Monday, August 19, 2013

Funeral Envy

Throughout my life, whenever someone has hurt or rejected me, I get even by fantasizing about my future funeral.  I picture scads of people talking about how much they love me and how wonderful I am, and there is the offending party in deep anguish, saying, "If only I had been nicer to her when she was alive!  If only she were here so I could tell her how much I love her and how sorry I am for having hurt her!"  It's my imaginary way of building up my wounded pride, I suppose, and I admit that I take more than a bit of comfort from it.  It's definitely a self-esteem booster.

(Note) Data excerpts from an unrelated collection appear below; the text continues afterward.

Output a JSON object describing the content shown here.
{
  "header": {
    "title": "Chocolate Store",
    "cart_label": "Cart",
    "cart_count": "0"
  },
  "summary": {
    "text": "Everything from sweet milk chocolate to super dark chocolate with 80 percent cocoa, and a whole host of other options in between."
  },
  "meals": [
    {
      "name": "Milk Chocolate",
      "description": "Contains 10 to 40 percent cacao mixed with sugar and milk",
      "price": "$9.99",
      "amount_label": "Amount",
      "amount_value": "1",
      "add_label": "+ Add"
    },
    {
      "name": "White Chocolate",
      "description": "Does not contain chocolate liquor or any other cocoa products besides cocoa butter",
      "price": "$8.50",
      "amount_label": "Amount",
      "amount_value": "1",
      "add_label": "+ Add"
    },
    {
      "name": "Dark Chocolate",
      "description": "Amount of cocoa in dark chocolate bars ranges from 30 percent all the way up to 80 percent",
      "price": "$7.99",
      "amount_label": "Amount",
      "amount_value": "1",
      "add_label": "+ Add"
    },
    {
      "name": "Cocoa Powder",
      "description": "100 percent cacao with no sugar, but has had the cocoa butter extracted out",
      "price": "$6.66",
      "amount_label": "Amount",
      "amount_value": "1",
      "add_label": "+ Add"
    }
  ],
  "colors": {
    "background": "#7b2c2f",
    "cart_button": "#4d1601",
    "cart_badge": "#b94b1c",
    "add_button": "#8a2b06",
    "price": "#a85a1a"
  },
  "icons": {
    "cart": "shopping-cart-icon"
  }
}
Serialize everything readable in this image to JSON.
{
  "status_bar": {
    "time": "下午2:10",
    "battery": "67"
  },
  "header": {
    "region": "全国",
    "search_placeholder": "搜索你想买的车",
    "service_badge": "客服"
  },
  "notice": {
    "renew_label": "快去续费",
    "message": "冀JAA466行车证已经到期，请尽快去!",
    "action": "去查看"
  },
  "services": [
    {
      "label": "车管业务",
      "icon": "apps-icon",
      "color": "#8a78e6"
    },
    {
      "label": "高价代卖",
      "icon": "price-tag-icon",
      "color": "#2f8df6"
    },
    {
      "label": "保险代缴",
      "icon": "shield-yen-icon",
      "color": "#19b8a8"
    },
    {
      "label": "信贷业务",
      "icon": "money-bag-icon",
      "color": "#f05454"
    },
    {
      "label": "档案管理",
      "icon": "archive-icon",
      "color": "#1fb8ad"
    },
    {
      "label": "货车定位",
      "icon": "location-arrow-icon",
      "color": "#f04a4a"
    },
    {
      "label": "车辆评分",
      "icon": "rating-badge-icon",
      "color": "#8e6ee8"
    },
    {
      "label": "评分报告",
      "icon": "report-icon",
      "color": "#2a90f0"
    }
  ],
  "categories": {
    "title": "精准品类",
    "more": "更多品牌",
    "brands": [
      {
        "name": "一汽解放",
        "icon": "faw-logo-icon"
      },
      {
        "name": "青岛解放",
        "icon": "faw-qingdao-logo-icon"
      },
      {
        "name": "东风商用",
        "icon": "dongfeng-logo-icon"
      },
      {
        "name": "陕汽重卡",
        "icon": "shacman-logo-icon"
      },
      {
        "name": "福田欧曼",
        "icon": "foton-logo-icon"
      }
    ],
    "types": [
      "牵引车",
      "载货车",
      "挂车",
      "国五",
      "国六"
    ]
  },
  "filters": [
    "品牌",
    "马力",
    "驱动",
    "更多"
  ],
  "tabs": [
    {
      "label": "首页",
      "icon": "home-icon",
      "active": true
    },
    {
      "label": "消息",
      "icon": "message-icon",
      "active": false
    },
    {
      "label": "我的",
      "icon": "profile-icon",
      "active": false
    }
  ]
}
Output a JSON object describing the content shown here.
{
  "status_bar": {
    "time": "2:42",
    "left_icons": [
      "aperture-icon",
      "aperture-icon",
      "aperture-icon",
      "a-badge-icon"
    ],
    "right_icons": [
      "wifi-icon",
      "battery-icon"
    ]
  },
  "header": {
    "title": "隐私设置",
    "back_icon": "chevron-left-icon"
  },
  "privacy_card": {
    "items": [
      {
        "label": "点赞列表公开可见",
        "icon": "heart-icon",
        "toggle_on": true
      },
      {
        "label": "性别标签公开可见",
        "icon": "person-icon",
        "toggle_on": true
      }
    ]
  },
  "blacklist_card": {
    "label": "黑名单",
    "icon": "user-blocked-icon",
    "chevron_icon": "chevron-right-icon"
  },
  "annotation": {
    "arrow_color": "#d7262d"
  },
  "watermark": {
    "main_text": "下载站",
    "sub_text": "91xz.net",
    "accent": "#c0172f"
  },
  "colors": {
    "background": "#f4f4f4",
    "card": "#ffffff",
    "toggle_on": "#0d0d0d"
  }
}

But in reality, I really do have the perfect funeral planned out in my mind.  When I die, I want Roses for Our Lady to lead the congregation in the rosary right before the Mass.  Panis Angelicus, Ave Maria, and Pie Jesu have to be sung.  And years ago I made up my mind that I want three priests to concelebrate and they must all cry because when my aunt Monica died three priests all cried for her at her funeral.  I thought that was the most beautiful thing I had ever seen.

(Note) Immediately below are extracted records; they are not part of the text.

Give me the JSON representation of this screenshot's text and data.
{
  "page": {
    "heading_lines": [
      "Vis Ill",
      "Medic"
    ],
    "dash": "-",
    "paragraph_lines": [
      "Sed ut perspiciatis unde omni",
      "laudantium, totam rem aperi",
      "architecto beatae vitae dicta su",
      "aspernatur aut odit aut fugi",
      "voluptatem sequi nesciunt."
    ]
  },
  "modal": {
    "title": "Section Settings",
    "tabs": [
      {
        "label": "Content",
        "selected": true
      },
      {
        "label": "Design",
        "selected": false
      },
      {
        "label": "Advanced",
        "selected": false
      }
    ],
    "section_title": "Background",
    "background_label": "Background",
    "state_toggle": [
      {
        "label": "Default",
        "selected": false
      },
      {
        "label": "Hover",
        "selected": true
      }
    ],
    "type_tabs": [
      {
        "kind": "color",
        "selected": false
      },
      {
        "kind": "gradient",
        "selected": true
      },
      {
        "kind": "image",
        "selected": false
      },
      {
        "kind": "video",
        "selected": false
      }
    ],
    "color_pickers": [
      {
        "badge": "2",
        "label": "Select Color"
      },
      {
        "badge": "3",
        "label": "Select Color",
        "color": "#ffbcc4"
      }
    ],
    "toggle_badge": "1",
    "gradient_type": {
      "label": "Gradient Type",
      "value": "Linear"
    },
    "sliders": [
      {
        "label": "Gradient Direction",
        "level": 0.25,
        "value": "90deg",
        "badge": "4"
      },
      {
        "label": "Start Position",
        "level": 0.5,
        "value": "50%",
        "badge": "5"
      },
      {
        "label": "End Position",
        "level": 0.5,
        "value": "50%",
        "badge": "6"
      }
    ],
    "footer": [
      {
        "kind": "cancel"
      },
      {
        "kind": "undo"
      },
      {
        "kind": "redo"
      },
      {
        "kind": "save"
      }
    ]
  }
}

With each funeral that I attend, I add or subtract another element from my dream funeral. 

A few weeks ago I attended the funeral of Mary Ann Kitzke, the mother of  Fr. Tim Kitzke. Clearly,  Mary Ann was a warm and loving woman of strong faith who did much good in this world.  There were one thousand people, two bishops and 40 priests in attendance, all praying fervently.  It put my three priest dream right to shame, although I'm not sure that any of the forty priests were actually crying.  The funeral choir was outstanding, with all three of my required funeral songs perfectly performed.  I cannot fathom how a priest is able to say the funeral Mass for his own mother, but Fr. Tim was well composed, sharing humorous stories that he fondly recalled about his mother and his family life.  At the final commendation,  Archbishop Listecki mentioned that each priest present at the funeral represented a Mass offered on behalf of Mary Ann's soul.  I left that funeral thinking about how much I want to be the mother of a priest!  How I would love to know that there would be 40 Masses offered for my soul upon my death, all by priests who knew me personally.  And I am certain that my soul will need those Masses with all of the sinful spiritual avarice and funeral envy that dwells within  it!  It looks like I'm going to need a lot of help in getting to heaven!

Then I thought about my own parent's funerals, both lovely Masses, with lots of prayer and the rosary, and a delightful luncheon, but only one priest present at each.  Both of my parents, Elmer and Mary, were holy and prayerful people.  They had pre-planned most of the details of their funerals well in advance.  But most important to both of them was that there would be lots of Masses prayed for their souls after their death.  They knew that a period of purgation was inevitable before they could rest eternally in heavenly joy and peace, and they further knew that it would take a lot of prayer to help them get there.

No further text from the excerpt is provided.